Variety noted that the film "has warmth, humor, a rich dose of romance and almost incredible pictorial appeal."

On the review aggregator website Rotten Tomatoes, the film holds an approval rating of 60% based on 10 reviews, with an average rating of 5.9/10.

===Accolades===

| Award | Category | Recipient(s) | Result | Ref. |
| Academy Awards | Best Picture | Sol C. Siegel | Nominated |  |
| Best Cinematography | Milton Krasner | Won |
| Best Original Song | "Three Coins in the Fountain" Music by Jule Styne; Lyrics by Sammy Cahn | Won |
| Directors Guild of America Awards | Outstanding Directorial Achievement in Motion Pictures | Jean Negulesco | Nominated |  |
| Venice International Film Festival | Golden Lion | Nominated |  |

==Remakes==
Three other films based on the same novel have been released. The first was the 1964 musical The Pleasure Seekers starring Ann-Margret, Carol Lynley, and Pamela Tiffin, also directed by Jean Negulesco. The second was a 1966 20th Century Fox pilot for an unsold television series, which was directed by Hal Kanter, written by Kanter and Melville Shavelson and stars Cynthia Pepper, Yvonne Craig, and Joanna Moore. The television film was finally broadcast in 1970. Sergio Franchi sang the title song. The third was the 1990 television film Coins in the Fountain starring Loni Anderson.

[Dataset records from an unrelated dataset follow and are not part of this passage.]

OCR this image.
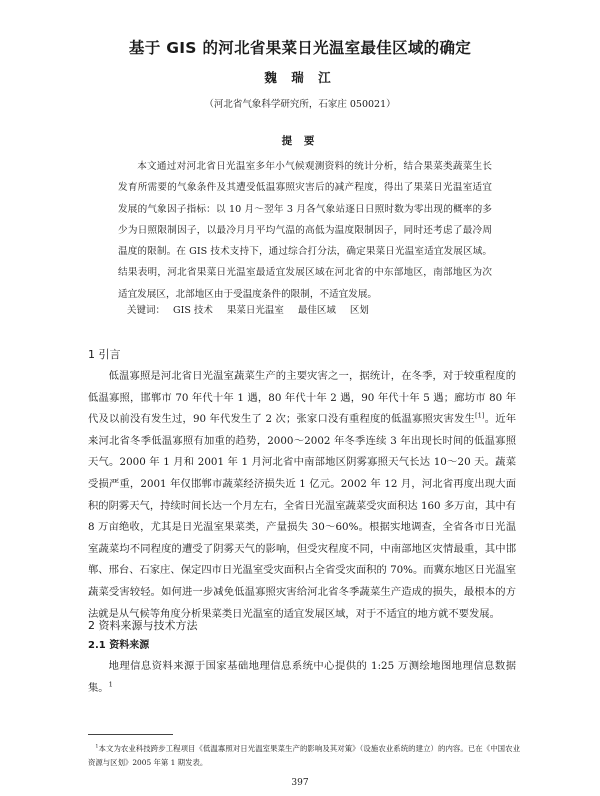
基于 GIS 的河北省果菜日光温室最佳区域的确定
魏 瑞 江
（河北省气象科学研究所，石家庄 050021）
提 要
本文通过对河北省日光温室多年小气候观测资料的统计分析，结合果菜类蔬菜生长发育所需要的气象条件及其遭受低温寡照灾害后的减产程度，得出了果菜日光温室适宜发展的气象因子指标：以 10 月～翌年 3 月各气象站逐日日照时数为零出现的概率的多少为日照限制因子，以最冷月月平均气温的高低为温度限制因子，同时还考虑了最冷周温度的限制。在 GIS 技术支持下，通过综合打分法，确定果菜日光温室适宜发展区域。结果表明，河北省果菜日光温室最适宜发展区域在河北省的中东部地区，南部地区为次适宜发展区，北部地区由于受温度条件的限制，不适宜发展。
关键词： GIS 技术 果菜日光温室 最佳区域 区划
1 引言
低温寡照是河北省日光温室蔬菜生产的主要灾害之一，据统计，在冬季，对于较重程度的低温寡照，邯郸市 70 年代十年 1 遇，80 年代十年 2 遇，90 年代十年 5 遇；廊坊市 80 年代及以前没有发生过，90 年代发生了 2 次；张家口没有重程度的低温寡照灾害发生[1]。近年来河北省冬季低温寡照有加重的趋势，2000～2002 年冬季连续 3 年出现长时间的低温寡照天气。2000 年 1 月和 2001 年 1 月河北省中南部地区阴雾寡照天气长达 10～20 天。蔬菜受损严重，2001 年仅邯郸市蔬菜经济损失近 1 亿元。2002 年 12 月，河北省再度出现大面积的阴雾天气，持续时间长达一个月左右，全省日光温室蔬菜受灾面积达 160 多万亩，其中有 8 万亩绝收，尤其是日光温室果菜类，产量损失 30～60%。根据实地调查，全省各市日光温室蔬菜均不同程度的遭受了阴雾天气的影响，但受灾程度不同，中南部地区灾情最重，其中邯郸、邢台、石家庄、保定四市日光温室受灾面积占全省受灾面积的 70%。而冀东地区日光温室蔬菜受害较轻。如何进一步减免低温寡照灾害给河北省冬季蔬菜生产造成的损失，最根本的方法就是从气候等角度分析果菜类日光温室的适宜发展区域，对于不适宜的地方就不要发展。
2 资料来源与技术方法
2.1 资料来源
地理信息资料来源于国家基础地理信息系统中心提供的 1:25 万测绘地图地理信息数据集。$^1$
$^1$本文为农业科技跨步工程项目《低温寡照对日光温室果菜生产的影响及其对策》（设施农业系统的建立）的内容。已在《中国农业资源与区划》2005 年第 1 期发表。
397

The plot of the 2010 film When in Rome is the reverse of Three Coins in the Fountain—a woman takes coins from a love fountain in Rome and finds unwanted love.

A stage musical using standards by Styne and Cahn was presented in 1997 at The Muny in St. Louis, directed by Paul Blake. It starred Leslie Denniston, Lara Teeter, Joel Higgins, Maureen Brennan, Michele Pawk, and James Clow.